All of the above aspects of creating an ecological community become irrelevant without an axis of creating an ecological culture. At its heart, this is RDI’s intention. Commonweal Garden holds a diverse range of events and workshops to promote the different aspects of ecological living. I participated in RDI’s Ecology of Leadership program (EOL). EOL focuses on helping people bio-remediate their ‘internal soil.’ The idea is firstly, to help participants release their personal grief, and negative thought processes that inhibit them from leading an enriching life that they love. Secondly, EOL gives participants the support and tools needed to manifest new possibilities in their lives. In conjunction with these intentions it helps facilitate a deepened connection between participants and the natural ecological world. The underlying premise is that external ecology helps us understand our internal ecology. They have evolved from the same source, and both possess similar underlying characteristics.
The most valuable aspect of the course for me was its ‘Life Wheel’ and ‘Creative Scene’ Technology.

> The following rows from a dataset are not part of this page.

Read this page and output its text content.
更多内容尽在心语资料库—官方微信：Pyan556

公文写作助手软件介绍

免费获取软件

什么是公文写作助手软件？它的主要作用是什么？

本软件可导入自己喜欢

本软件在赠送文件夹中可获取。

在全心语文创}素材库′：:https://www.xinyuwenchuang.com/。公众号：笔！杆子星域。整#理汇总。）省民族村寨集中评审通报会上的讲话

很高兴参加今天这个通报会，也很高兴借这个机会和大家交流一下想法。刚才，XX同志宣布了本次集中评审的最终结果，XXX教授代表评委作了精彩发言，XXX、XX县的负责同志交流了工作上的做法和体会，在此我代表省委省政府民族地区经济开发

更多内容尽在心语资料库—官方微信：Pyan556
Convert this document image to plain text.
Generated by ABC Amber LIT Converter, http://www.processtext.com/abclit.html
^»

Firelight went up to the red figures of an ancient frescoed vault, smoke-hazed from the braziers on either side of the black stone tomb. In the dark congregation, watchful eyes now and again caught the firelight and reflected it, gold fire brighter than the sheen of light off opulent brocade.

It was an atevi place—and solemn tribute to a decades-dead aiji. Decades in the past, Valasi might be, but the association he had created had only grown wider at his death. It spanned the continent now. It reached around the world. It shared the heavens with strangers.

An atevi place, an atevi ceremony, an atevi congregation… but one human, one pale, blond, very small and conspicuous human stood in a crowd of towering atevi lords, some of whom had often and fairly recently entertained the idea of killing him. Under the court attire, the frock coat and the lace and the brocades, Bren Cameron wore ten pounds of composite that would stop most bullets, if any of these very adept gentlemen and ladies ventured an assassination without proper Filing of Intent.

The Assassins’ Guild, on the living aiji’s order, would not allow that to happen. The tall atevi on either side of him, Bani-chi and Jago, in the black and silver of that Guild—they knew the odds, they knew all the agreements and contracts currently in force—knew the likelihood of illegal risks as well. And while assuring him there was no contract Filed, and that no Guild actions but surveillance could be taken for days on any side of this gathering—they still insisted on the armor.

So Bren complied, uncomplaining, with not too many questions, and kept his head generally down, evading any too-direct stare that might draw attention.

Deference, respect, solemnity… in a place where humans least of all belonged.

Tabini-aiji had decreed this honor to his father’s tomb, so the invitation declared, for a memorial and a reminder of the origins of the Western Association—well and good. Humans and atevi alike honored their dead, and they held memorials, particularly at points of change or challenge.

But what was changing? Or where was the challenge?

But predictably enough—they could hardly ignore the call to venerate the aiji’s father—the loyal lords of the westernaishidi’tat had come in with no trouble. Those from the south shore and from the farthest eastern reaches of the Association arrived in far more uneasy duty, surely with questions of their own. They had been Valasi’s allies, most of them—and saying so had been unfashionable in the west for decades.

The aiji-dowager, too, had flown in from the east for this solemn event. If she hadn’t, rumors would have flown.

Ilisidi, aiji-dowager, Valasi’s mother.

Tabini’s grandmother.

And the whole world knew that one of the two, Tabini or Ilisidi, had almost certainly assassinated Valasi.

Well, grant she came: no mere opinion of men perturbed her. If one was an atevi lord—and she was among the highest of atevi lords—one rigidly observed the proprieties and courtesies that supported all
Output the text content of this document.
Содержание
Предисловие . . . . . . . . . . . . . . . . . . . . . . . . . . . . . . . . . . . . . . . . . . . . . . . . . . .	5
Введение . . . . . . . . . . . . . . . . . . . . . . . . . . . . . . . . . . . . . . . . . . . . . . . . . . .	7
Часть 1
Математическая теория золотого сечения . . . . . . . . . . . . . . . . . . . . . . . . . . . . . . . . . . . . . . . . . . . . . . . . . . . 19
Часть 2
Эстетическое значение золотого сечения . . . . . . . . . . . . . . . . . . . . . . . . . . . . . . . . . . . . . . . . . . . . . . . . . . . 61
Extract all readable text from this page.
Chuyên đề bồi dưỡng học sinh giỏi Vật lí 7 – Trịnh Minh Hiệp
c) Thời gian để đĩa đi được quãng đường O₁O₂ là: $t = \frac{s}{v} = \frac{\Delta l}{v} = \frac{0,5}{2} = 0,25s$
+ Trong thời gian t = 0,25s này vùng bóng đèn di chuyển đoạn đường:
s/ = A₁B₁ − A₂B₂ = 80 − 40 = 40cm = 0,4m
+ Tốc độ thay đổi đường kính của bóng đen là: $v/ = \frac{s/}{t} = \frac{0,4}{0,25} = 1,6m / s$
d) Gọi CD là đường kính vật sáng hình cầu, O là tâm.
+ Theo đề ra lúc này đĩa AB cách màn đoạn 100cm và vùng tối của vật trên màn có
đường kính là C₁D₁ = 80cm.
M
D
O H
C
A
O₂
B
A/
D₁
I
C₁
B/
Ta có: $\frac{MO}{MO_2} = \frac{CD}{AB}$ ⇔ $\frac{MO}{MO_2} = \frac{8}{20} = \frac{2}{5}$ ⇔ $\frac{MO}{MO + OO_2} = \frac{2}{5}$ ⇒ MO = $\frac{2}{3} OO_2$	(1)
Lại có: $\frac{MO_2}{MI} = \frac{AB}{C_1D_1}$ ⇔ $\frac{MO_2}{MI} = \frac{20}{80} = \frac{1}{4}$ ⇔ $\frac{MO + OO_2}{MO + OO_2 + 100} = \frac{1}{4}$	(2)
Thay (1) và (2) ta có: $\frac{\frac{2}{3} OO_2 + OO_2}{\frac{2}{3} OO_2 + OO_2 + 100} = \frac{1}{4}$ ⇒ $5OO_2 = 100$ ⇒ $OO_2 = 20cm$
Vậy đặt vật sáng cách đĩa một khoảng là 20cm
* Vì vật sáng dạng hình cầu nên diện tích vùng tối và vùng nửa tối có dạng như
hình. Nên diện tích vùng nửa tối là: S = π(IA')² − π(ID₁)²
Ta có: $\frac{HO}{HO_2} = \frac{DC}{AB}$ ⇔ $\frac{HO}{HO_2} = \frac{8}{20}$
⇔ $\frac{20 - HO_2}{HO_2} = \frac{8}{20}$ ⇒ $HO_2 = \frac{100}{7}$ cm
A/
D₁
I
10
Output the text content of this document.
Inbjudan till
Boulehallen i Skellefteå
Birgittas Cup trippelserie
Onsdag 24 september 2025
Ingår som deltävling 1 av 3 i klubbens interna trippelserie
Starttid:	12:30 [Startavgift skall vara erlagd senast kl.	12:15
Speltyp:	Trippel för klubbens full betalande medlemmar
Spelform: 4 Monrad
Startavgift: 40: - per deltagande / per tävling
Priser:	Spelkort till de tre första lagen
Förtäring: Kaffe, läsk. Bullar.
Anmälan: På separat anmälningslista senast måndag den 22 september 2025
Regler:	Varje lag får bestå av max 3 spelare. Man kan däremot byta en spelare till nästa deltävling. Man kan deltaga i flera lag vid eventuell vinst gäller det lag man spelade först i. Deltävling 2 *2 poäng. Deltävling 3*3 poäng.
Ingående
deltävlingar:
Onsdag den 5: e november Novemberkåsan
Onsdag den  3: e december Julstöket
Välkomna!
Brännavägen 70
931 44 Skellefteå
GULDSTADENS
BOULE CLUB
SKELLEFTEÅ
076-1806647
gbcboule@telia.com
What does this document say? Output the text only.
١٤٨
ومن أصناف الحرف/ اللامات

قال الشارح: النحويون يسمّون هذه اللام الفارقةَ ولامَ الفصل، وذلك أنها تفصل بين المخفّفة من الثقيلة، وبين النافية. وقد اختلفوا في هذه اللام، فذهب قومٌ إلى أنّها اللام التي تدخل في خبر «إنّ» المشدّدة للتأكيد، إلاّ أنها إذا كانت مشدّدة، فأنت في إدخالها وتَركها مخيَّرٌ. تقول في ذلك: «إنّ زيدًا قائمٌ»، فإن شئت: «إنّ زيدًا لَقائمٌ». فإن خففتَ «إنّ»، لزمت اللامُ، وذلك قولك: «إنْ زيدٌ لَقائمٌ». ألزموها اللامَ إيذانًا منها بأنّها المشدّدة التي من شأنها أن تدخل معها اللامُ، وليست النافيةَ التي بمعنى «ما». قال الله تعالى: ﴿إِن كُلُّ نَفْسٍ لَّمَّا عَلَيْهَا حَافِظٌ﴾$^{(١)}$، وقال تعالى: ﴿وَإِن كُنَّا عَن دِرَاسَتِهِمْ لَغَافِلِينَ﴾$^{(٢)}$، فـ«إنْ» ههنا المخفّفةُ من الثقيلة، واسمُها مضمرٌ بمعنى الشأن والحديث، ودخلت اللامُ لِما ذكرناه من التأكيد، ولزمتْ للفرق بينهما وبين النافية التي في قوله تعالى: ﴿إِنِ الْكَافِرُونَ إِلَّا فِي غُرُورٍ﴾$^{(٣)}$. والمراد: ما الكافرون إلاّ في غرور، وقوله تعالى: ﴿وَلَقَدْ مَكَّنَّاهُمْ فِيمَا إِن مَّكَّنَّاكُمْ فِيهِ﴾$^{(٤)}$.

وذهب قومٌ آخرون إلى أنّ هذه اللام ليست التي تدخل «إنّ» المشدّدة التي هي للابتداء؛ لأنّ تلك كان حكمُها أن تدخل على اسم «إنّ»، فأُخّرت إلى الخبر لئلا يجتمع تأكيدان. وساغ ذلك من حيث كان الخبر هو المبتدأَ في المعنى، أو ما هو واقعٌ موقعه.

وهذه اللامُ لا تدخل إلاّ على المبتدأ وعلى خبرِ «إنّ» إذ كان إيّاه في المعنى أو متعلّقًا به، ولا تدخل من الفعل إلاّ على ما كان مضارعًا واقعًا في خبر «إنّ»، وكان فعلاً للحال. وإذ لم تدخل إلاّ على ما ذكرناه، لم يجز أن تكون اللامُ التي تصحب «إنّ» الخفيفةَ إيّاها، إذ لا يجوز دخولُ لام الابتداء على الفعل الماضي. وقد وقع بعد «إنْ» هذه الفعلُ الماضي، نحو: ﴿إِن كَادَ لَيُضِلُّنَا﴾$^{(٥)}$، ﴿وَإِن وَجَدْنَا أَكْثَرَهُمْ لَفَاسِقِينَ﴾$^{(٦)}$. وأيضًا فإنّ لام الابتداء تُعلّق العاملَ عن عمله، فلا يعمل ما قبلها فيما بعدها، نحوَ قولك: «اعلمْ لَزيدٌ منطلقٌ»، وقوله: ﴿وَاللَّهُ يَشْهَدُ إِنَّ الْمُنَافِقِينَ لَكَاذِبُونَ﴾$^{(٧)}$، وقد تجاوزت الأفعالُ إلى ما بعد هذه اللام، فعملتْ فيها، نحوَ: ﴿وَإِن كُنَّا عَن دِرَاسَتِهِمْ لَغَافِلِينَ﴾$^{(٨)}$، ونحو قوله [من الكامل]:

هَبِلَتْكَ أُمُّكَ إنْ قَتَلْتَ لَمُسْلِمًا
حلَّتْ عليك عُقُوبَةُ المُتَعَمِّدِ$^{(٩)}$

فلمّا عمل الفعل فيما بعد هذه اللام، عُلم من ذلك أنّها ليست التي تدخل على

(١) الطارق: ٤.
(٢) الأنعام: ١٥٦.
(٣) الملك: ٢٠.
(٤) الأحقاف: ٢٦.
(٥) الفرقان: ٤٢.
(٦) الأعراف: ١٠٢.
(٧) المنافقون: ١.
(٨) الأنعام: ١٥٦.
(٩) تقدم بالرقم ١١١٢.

This is essentially an organizational tool to help you consciously frame your life’s intentions, and it is helping me to focus on consciously creating the ecological life I want to live. This technology can also be applied to creating organizations; it will improve my leadership capacity as a prospective entrepreneur. What grief must society overcome to become a powerful and nurturing structure that holds humanity in the larger ecological environment? How can I become a leader that can help to facilitate this process?
My role as a leader, I am beginning to realize, lies in the world of connecting ecological philosophies with the world of economics and business. The economy is a structure that holds enormous weight over the actions of humanity. Can economics be modeled to mimic, and relate effectively to the ecological processes of planet Earth? The only hope I have in shaping the answers to these questions is by being in relationship with the natural world, and the human world. RDI has helped me better understand how I relate to both of these worlds, as well as how to relate to myself. Only through relationship with my environment can I hope to understand who I am.